I lettori ci scrivono

Sbriciolare il sapere e la scuola con le U.D.A.

L’ultimo grido in materia di innovazione didattica sono le U.D.A. (Unità Didattiche di Apprendimento). Terra d’origine di codesti mostriciattoli sono, manco a dirlo, gli Stati Uniti, donde provengono tutte le sperimentazioni, tutte le suggestioni, tutte le follie, che unitamente ad altre concause hanno ridotto la scuola italiana a quello che oggi è, cioè a un’istituzione che continua a funzionare solo perché la qualità umana e culturale degli insegnanti è tale da sopravvivere a ogni ostacolo.

E a questo punto, prima di affrontare il misterioso acronimo, poniamo una questione preliminare: ci chiediamo cioè perché mai una nazione come la nostra, che ha una tradizione culturale, pedagogica e didattica che origina almeno da Quintiliano e si dipana per secoli e secoli con un preciso filo conduttore fino agli anni settanta del ‘900, senta così forte il richiamo del pragmatismo pedagogico – didattico d’oltre oceano.

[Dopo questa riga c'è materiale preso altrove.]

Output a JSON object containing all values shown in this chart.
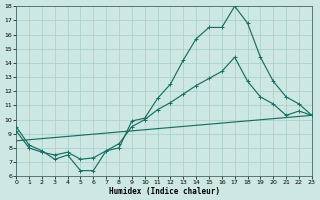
{
  "xlabel": "Humidex (Indice chaleur)",
  "bg_color": "#cde8e2",
  "grid_color": "#a8cdc8",
  "line_color": "#1a6e62",
  "xlim": [
    0,
    23
  ],
  "ylim": [
    6,
    18
  ],
  "xticks": [
    0,
    1,
    2,
    3,
    4,
    5,
    6,
    7,
    8,
    9,
    10,
    11,
    12,
    13,
    14,
    15,
    16,
    17,
    18,
    19,
    20,
    21,
    22,
    23
  ],
  "yticks": [
    6,
    7,
    8,
    9,
    10,
    11,
    12,
    13,
    14,
    15,
    16,
    17,
    18
  ],
  "line1_x": [
    0,
    1,
    2,
    3,
    4,
    5,
    6,
    7,
    8,
    9,
    10,
    11,
    12,
    13,
    14,
    15,
    16,
    17,
    18,
    19,
    20,
    21,
    22,
    23
  ],
  "line1_y": [
    9.5,
    8.2,
    7.8,
    7.2,
    7.5,
    6.4,
    6.4,
    7.8,
    8.0,
    9.9,
    10.1,
    11.5,
    12.5,
    14.2,
    15.7,
    16.5,
    16.5,
    18.0,
    16.8,
    14.4,
    12.7,
    11.6,
    11.1,
    10.3
  ],
  "line2_x": [
    0,
    1,
    2,
    3,
    4,
    5,
    6,
    7,
    8,
    9,
    10,
    11,
    12,
    13,
    14,
    15,
    16,
    17,
    18,
    19,
    20,
    21,
    22,
    23
  ],
  "line2_y": [
    9.2,
    8.0,
    7.7,
    7.5,
    7.7,
    7.2,
    7.3,
    7.8,
    8.3,
    9.5,
    10.0,
    10.7,
    11.2,
    11.8,
    12.4,
    12.9,
    13.4,
    14.4,
    12.7,
    11.6,
    11.1,
    10.3,
    10.6,
    10.3
  ],
  "line3_x": [
    0,
    23
  ],
  "line3_y": [
    8.5,
    10.3
  ]
}
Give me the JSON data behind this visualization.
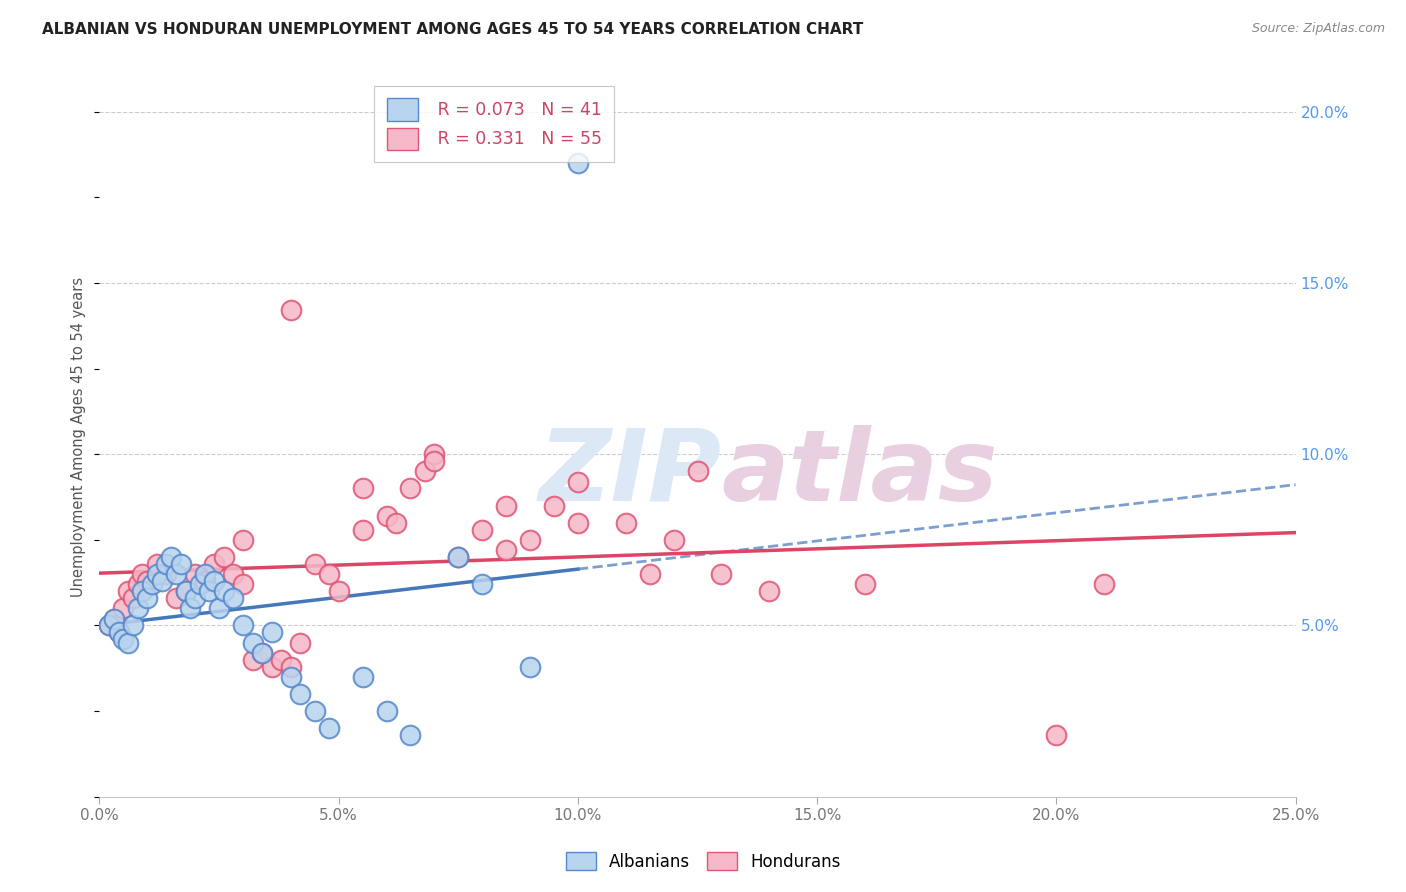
{
  "title": "ALBANIAN VS HONDURAN UNEMPLOYMENT AMONG AGES 45 TO 54 YEARS CORRELATION CHART",
  "source": "Source: ZipAtlas.com",
  "ylabel": "Unemployment Among Ages 45 to 54 years",
  "xlim": [
    0.0,
    0.25
  ],
  "ylim": [
    0.0,
    0.21
  ],
  "xticks": [
    0.0,
    0.05,
    0.1,
    0.15,
    0.2,
    0.25
  ],
  "xtick_labels": [
    "0.0%",
    "5.0%",
    "10.0%",
    "15.0%",
    "20.0%",
    "25.0%"
  ],
  "ytick_vals_right": [
    0.05,
    0.1,
    0.15,
    0.2
  ],
  "ytick_labels_right": [
    "5.0%",
    "10.0%",
    "15.0%",
    "20.0%"
  ],
  "albanian_color": "#b8d4ee",
  "honduran_color": "#f5b8c8",
  "albanian_edge": "#5588cc",
  "honduran_edge": "#e05575",
  "albanian_line_color": "#4477bb",
  "honduran_line_color": "#dd4466",
  "legend_R_albanian": "0.073",
  "legend_N_albanian": "41",
  "legend_R_honduran": "0.331",
  "legend_N_honduran": "55",
  "albanian_x": [
    0.002,
    0.003,
    0.004,
    0.005,
    0.006,
    0.007,
    0.008,
    0.009,
    0.01,
    0.011,
    0.012,
    0.013,
    0.014,
    0.015,
    0.016,
    0.017,
    0.018,
    0.019,
    0.02,
    0.021,
    0.022,
    0.023,
    0.024,
    0.025,
    0.026,
    0.028,
    0.03,
    0.032,
    0.034,
    0.036,
    0.04,
    0.042,
    0.045,
    0.048,
    0.055,
    0.06,
    0.065,
    0.08,
    0.09,
    0.1,
    0.075
  ],
  "albanian_y": [
    0.05,
    0.052,
    0.048,
    0.046,
    0.045,
    0.05,
    0.055,
    0.06,
    0.058,
    0.062,
    0.065,
    0.063,
    0.068,
    0.07,
    0.065,
    0.068,
    0.06,
    0.055,
    0.058,
    0.062,
    0.065,
    0.06,
    0.063,
    0.055,
    0.06,
    0.058,
    0.05,
    0.045,
    0.042,
    0.048,
    0.035,
    0.03,
    0.025,
    0.02,
    0.035,
    0.025,
    0.018,
    0.062,
    0.038,
    0.185,
    0.07
  ],
  "honduran_x": [
    0.002,
    0.003,
    0.004,
    0.005,
    0.006,
    0.007,
    0.008,
    0.009,
    0.01,
    0.012,
    0.014,
    0.016,
    0.018,
    0.02,
    0.022,
    0.024,
    0.026,
    0.028,
    0.03,
    0.032,
    0.034,
    0.036,
    0.038,
    0.04,
    0.042,
    0.045,
    0.048,
    0.05,
    0.055,
    0.06,
    0.062,
    0.065,
    0.068,
    0.07,
    0.075,
    0.08,
    0.085,
    0.09,
    0.095,
    0.1,
    0.11,
    0.12,
    0.13,
    0.14,
    0.16,
    0.2,
    0.04,
    0.055,
    0.07,
    0.085,
    0.1,
    0.115,
    0.125,
    0.21,
    0.03
  ],
  "honduran_y": [
    0.05,
    0.052,
    0.048,
    0.055,
    0.06,
    0.058,
    0.062,
    0.065,
    0.063,
    0.068,
    0.065,
    0.058,
    0.06,
    0.065,
    0.063,
    0.068,
    0.07,
    0.065,
    0.062,
    0.04,
    0.042,
    0.038,
    0.04,
    0.038,
    0.045,
    0.068,
    0.065,
    0.06,
    0.078,
    0.082,
    0.08,
    0.09,
    0.095,
    0.1,
    0.07,
    0.078,
    0.072,
    0.075,
    0.085,
    0.08,
    0.08,
    0.075,
    0.065,
    0.06,
    0.062,
    0.018,
    0.142,
    0.09,
    0.098,
    0.085,
    0.092,
    0.065,
    0.095,
    0.062,
    0.075
  ],
  "background_color": "#ffffff",
  "grid_color": "#cccccc",
  "watermark_color": "#dce8f5",
  "watermark_fontsize": 72
}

Non lo diciamo per un ridicolo sciovinismo, ma poniamo il problema oggettivamente e spassionatamente: ci chiediamo quale tipo di fascinazione possieda la pedagogia di origine deweyana per imporsi in quella che culturalmente non è certo una terra di nessuno. O, in modo complementare, perché mai il sistema scolastico italiano non raccolga la sfida dei nuovi tempi attingendo alla propria storia e alla propria tradizione culturale, che non esclude la dimensione pratico-operativa ma la accompagna alla riflessione e all’approfondimento dei contenuti.

In attesa che i pedagogisti e i didattologi ci diano cortese risposta, spieghiamo a braccio cosa si cela dietro il velame dell’acronimo. L’Unità Didattica di Apprendimento è in sostanza un argomento che viene affrontato dalla prospettiva di diverse discipline e nella cornice della “didattica per competenze”, cioè della risoluzione di problemi concreti.

Va da sé che questa prospettiva esclude la lezione “frontale” o “cattedratica” e prelude alla cosiddetta “scuola senza materie”, o quanto meno a una ridefinizione di queste ultime che ne renda impercettibili i confini.

È certamente auto-gratificante sentirsi un po’ filosofi, un po’ pedagogisti, un po’ innovatori della didattica. Illudersi di tracciare nuove strade, utilizzando a tale scopo il lessico anglosassone di cui abbondantemente infarcire le proprie esternazioni. In realtà muoversi in questa direzione significa soltanto privare docenti e alunni di sicuri punti di riferimento, annacquare i saperi, e lavorare per creare una immensa massa lavoratrice dequalificata, perfettamente adattabile al “mondo nuovo” huxleyano che si profila. L’esigenza di raccogliere le conoscenze in sistemi coerenti, dotati di propri ambiti di indagine e specifiche metodologie,  è insita nel sapere da quando esiste la scuola, ed è suscettibile di adattamento, non di rivoluzione: vale sempre, sul punto, l’espressione “distinguere per unire” dell’ epistemologo Maritain. Allo stesso modo non si può rinunciare al rapporto tra il discente e il docente, il quale ultimo non può ridursi, come vuole questa pedagogia modernista, a mero “facilitatore”, ma conserva nei confronti degli alunni un ruolo di direzione e di guida nell’ambito del settore di competenza, circa il quale possiede una preparazione certificata e riconosciuta.

Del resto, osservando con attenzione questa pietanza indigesta di nome U.D.A., non è difficile scoprirvi ingredienti tutt’altro che innovativi, piuttosto eterne esigenze culturali che ritornano mutato nomine.

Chi non ricorda quegli insegnanti che ci raccomandavano di “non ragionare per compartimenti stagni”? Non per questo, però, essi abbandonavano il sapere disciplinare. Suggestioni come quelle del docente mero facilitatore o addirittura della cosiddetta “classe capovolta” non sono altro, dal canto loro, che l’estremizzazione di un orientamento pedagogico vivo almeno da Froebel in avanti, e che trovava realizzazione fin dai Cinquanta del ‘900 nel “lavoro di gruppo”, operazione peraltro assai più umile perché non insignita di alcun acronimo e non sponsorizzata dall’INDIRE.

Riuscirà il Ministro Bussetti – uomo dotato  di buon senso, che conosce la scuola per esperienza vissuta e non attraverso gli slogan del pedagogese – ad arrestare questa tendenza, a trovare ad essa delle alternative? Non lo sappiamo. È un’impresa immane, perché uffici, carrozzoni, mentalità, remano in questa direzione. Ma rifletta che dalla sua parte avrebbe i docenti, che scendendo in trincea tutti i giorni sanno cosa serve davvero a far funzionare la scuola.